Probe roasts periodically are run through Emmber's 40,000 lb.-capacity continuous cooker to verify cook temperatures and dwell time. Time and temperature in the chiller also are recorded. The results are run against an American Meat Institute model to confirm microbial kill rates. Probe results are gathered for each rack of meat cooked in the plant's smokehouse.

Roasts that are to be sliced in a clean room pass through an aqua-flow sanitizer, where they are subjected to a chemical rinse. This is done to kill any pathogens on the outside of the package. Chilling the meat to less than 40 degrees by the time it reaches packaging is another critical, measurable process.

Unitherm Food Systems developed the aqua-flow pasteurizer for pasta processing, and two of the half-dozen units in the field are used at Emmpak to sanitize roasts. The sanitizers were validated at an independent lab to achieve a 3 log pathogen reduction, according to Unitherm president David Howard, and the unit automatically shuts down if water temperatures fall below the level needed to achieve a 180-degree surface temperature on the roasts.

"Emmpak deserves a lot of credit for taking the lead in food safety," Howard says. "Capital costs were never an issue with them. The only criteria was that the stated pathogen reductions were accomplished without altering the flavor profile."

Shutting down lines while identifying the source of a CCP breach runs contrary to the production orientation in most plants. Emmpak spends a lot of time educating workers and winning their support for control efforts. "If you draft a HACCP plan and don't get the involvement of sanitation, R&D, maintenance, even the salespeople, you're going to have problems," Bodendorfer says. "You have to educate maintenance people on the basics of microbiology so they understand why they must have separate sets of tools for the raw and cooked meat areas. Everyone has to go through HACCP training and be involved in the decision-making process if the plan is going to work.

"HACCP is a living document that must constantly be reviewed and updated," she concludes. "Is it a lot of paperwork? Yes, indeed. But when it comes to crunch time, you can review the data and determine if a problem exists within your plant."

While HACCP is gradually being mandated throughout the food industry, as a practical matter most companies already face pressure from customers to establish plans. The KISS principle is worth remembering when formulating HACCP, and food processors should note the Emmpak model of plans that advance food safety without unnecessarily hamstringing operations.

Emmpak pioneers sodium chlorite use for beef

Acidified sodium chlorite is being used at 26 chicken processing plants as a pathogen control strategy to treat 4.8 billion pounds of poultry, and Emmpak Foods will become the first beef processor to commercially apply the food-safety technology.

Emmpak is installing a spraying system from Alcide Corp., Redmond, Wash., to treat beef trim with an acidic solution (2.5 to 2.9 pH) of sodium chlorite -- essentially salt and lemon juice -- in concentrations of 500 to 1,200 ppm. A Chicago area processor will apply the technology to beef carcasses sometime this spring.

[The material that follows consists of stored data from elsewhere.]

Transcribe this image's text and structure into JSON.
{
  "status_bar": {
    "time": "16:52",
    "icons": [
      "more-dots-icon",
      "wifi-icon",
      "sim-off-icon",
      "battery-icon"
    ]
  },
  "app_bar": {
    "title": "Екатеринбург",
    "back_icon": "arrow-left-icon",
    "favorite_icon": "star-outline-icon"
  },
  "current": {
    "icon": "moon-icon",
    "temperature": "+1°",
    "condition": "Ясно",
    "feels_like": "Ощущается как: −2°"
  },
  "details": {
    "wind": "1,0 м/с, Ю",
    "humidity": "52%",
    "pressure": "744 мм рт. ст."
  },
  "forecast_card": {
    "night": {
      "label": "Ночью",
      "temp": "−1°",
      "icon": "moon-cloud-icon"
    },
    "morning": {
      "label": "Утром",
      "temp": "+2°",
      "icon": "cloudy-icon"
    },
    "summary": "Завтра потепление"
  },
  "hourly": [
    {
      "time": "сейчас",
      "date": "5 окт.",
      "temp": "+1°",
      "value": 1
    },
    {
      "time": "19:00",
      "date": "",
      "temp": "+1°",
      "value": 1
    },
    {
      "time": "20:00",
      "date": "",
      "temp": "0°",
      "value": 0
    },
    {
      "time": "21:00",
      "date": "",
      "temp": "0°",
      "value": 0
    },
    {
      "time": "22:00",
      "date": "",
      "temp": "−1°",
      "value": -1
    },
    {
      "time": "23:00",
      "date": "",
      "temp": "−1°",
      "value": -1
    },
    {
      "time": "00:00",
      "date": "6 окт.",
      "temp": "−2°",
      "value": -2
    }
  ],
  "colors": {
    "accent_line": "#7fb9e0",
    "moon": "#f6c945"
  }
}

FDA cleared sodium chlorite for use with red meat in 1999, and in February USDA accepted the results of water solution uptake tests that determined no cellular changes result from treatment, thereby allowing processors to use the antimicrobial without a label declaration.

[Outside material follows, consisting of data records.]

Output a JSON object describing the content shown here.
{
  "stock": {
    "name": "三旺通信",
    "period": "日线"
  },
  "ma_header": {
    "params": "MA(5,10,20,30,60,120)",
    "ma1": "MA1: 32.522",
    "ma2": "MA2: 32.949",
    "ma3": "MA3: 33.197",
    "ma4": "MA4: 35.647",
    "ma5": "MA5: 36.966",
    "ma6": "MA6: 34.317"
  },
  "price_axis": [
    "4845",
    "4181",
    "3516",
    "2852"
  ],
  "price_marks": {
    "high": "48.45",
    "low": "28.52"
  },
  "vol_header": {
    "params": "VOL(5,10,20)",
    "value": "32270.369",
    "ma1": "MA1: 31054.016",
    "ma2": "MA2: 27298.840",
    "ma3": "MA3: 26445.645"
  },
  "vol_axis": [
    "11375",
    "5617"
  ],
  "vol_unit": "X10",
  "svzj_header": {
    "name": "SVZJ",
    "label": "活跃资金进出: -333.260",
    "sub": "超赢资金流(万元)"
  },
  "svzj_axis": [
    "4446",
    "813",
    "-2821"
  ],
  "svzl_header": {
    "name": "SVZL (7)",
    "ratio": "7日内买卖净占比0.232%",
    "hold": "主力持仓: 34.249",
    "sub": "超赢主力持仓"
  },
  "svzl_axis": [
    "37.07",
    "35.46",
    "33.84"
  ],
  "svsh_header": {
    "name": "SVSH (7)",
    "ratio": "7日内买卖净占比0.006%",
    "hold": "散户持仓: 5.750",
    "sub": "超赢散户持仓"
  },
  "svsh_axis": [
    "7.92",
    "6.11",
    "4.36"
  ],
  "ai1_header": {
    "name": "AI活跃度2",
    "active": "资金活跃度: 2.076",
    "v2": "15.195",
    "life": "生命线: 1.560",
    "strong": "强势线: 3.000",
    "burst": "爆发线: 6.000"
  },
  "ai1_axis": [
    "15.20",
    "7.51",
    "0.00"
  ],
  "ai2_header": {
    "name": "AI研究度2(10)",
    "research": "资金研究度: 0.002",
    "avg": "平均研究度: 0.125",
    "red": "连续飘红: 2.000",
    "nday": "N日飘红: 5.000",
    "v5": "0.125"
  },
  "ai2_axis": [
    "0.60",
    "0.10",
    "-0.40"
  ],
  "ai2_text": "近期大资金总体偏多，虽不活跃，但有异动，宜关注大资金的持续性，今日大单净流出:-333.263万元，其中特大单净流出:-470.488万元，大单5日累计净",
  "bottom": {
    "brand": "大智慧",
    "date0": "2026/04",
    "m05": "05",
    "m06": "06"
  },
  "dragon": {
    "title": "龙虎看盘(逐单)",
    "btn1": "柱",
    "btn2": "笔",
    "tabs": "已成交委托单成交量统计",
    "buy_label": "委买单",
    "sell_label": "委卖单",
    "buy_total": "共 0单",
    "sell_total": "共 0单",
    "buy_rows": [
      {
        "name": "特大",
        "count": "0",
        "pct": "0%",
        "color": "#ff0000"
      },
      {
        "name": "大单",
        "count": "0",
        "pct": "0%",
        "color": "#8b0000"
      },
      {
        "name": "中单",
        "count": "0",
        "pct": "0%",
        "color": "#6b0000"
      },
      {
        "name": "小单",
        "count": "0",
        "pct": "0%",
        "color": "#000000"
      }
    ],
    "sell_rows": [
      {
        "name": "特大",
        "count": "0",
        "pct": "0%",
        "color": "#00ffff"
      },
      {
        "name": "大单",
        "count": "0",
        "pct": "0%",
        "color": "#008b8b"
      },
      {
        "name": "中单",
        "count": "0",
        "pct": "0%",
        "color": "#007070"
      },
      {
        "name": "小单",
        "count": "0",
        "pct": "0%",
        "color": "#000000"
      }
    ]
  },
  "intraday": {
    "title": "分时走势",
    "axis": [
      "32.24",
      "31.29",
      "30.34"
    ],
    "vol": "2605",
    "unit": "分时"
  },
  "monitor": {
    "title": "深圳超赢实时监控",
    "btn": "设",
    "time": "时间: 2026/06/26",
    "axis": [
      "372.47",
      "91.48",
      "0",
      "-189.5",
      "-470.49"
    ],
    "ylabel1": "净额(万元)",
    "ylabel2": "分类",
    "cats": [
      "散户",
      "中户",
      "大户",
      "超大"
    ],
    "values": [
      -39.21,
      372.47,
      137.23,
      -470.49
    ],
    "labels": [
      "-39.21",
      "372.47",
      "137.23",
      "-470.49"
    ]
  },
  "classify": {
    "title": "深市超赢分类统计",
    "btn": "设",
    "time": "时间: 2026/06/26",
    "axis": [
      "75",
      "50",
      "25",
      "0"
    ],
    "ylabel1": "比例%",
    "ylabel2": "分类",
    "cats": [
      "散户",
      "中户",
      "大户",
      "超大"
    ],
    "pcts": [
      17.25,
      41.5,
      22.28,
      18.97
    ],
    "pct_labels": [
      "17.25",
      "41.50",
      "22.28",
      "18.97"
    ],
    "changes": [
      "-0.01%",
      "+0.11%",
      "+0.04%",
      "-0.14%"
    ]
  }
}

"This is good news for us and the meat processing industry," says Cayce Warf, Alcide's R&D director, who was involved in 12 weeks of testing at Emmpak's pilot plant. The process results in a 2-log pathogen reduction, supplements existing food-safety systems and operates at modest cost: only 2 to 3 ounces of solution per pound of trim is needed. It is applied in 10 to 15 seconds as product passes through an auger with a spray manifold.